# Evidence Methodology

This document defines how `a11y-shiftleft-cli` should collect and report
evidence for finding quality, developer trust, and review effort.

The project does not claim complete accessibility conformance. Automated scans
are evidence for risk detection and remediation tracking, not a replacement for
manual review.

## Finding Types

Reports separate three kinds of evidence:

| Type | Meaning |
|---|---|
| `wcag` | The rule is mapped to one or more WCAG success criteria. |
| `best-practice` | The scanner identifies useful guidance without claiming a WCAG failure. |
| `unmapped` | The finding needs review because no supported standards mapping is available. |

For example, axe maps `color-contrast` to WCAG 1.4.3. Axe tags
`heading-order`, `region`, and `page-has-heading-one` as best-practice rules,
so the reports must not present those findings as confirmed WCAG violations.

## Likely Root Causes

One shared component can produce the same finding on several routes. Reports
group matching rule and target patterns into likely root causes while retaining
every original occurrence. For example, five contrast findings on the same
active-navigation class may represent one design-token fix across five pages.

This grouping is deterministic but heuristic. It estimates remediation units;
it does not prove that two DOM nodes share the same source implementation.

## Why Confidence Exists

Severity and confidence answer different questions:

| Field | Question | Example |
|---|---|---|
| `severity` | How risky is the issue if it is real? | Missing button name can block screen reader users. |
| `confidence` | How strong is the tooling evidence? | axe found a concrete DOM node and mapped it to WCAG. |

This lets teams triage in a healthier order:

1. High-confidence critical findings.
2. High-confidence warnings.
3. Medium-confidence findings that need source review.
4. Low-confidence findings and adapter health issues.

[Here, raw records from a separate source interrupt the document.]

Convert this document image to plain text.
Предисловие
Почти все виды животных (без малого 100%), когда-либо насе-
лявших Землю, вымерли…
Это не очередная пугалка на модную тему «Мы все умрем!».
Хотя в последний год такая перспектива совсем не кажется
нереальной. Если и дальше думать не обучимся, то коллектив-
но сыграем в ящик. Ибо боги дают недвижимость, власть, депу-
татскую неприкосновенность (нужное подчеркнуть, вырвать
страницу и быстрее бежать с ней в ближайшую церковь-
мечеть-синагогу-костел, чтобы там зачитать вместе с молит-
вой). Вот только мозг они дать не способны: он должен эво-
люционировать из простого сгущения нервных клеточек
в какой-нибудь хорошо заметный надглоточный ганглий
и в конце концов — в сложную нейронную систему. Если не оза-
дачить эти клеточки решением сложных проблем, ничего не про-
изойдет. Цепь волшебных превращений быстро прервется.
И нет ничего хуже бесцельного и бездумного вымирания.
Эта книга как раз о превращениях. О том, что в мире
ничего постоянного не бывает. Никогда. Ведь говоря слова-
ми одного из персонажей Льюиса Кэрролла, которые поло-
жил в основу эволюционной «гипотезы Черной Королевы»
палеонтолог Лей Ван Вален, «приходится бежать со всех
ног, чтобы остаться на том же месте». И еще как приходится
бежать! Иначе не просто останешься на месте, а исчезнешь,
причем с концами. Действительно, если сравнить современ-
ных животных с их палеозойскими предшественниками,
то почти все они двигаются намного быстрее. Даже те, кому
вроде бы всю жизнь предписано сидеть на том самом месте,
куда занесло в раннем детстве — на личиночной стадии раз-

## Current Confidence Policy

| Source evidence | Confidence | Score | Reason |
|---|---:|---:|---|
| axe finding with selector and WCAG mapping | high | 95 | Rendered DOM evidence plus standards mapping. |
| axe finding with selector but no WCAG mapping | medium | 75 | Concrete DOM evidence, but best-practice or unmapped rule. |
| ESLint accessibility rule with file, line, and WCAG mapping | medium | 80 | Static source evidence plus standards mapping. |
| ESLint accessibility rule with file and line only | medium | 70 | Static source evidence, but no standards mapping. |
| Adapter scan health finding | low | 40 | Useful operational signal, not a validated accessibility violation. |
| Unknown source | low | 50 | Review manually before treating as confirmed. |

These scores are deterministic and intentionally conservative. They are not
machine-learning predictions.

## Issue Categories

Findings are grouped into accessibility families so reports are easier to scan:

```txt
aria
contrast
focus
forms
headings
images
keyboard
landmarks
structure
widgets
best-practice
adapter
other
```

Categories are inferred from WCAG criteria, rule IDs, tags, and messages. They
are meant for triage and reporting, not for legal classification.

## Validation Dataset

Use a small but reproducible corpus before claiming quality improvements:

| Dimension | Minimum |
|---|---:|
| Demo repositories | 3 |
| Frameworks | React, Vue, Angular |
| Pull requests | 20+ |
| Sprints | 4 |
| Reviewers | 2 independent reviewers where possible |

Each reviewed finding should be labeled:

```csv
finding_id,rule_id,source,category,severity,confidence,confidence_score,review_label,review_reason
```

Allowed `review_label` values:

```txt
confirmed
false_positive
duplicate
needs_manual_review
out_of_scope
```

## Metrics

False positive rate:

```txt
false_positive_rate = false_positive_count / max(unique_findings, 1)
```

Confirmed issue rate:

```txt
confirmed_issue_rate = confirmed_issue_count / max(unique_findings, 1)
```

High-confidence precision:

```txt
high_confidence_precision =
  high_confidence_confirmed_count / max(high_confidence_reviewed_count, 1)
```

Developer review load:

```txt
review_load = unique_findings + needs_manual_review_count
```

## Related Work Notes

Paradise on `a11ybob.com` is useful related work because it separates severity
from confidence, documents limitations clearly, and explains findings through
an analyser taxonomy. `a11y-shiftleft-cli` should not copy Paradise code or its
source-level analyser architecture. The practical takeaway for this project is
the reporting discipline: confidence, issue families, suggested fixes, and
honest limitations.

## Reporting Rules

- Report confidence as evidence strength, not severity.
- Keep adapter failures visible but low-confidence.
- Do not claim that automated scans prove complete WCAG conformance.
- Show low-confidence findings as review leads, not confirmed defects.
- Keep raw JSON available so external analysis can reproduce summary numbers.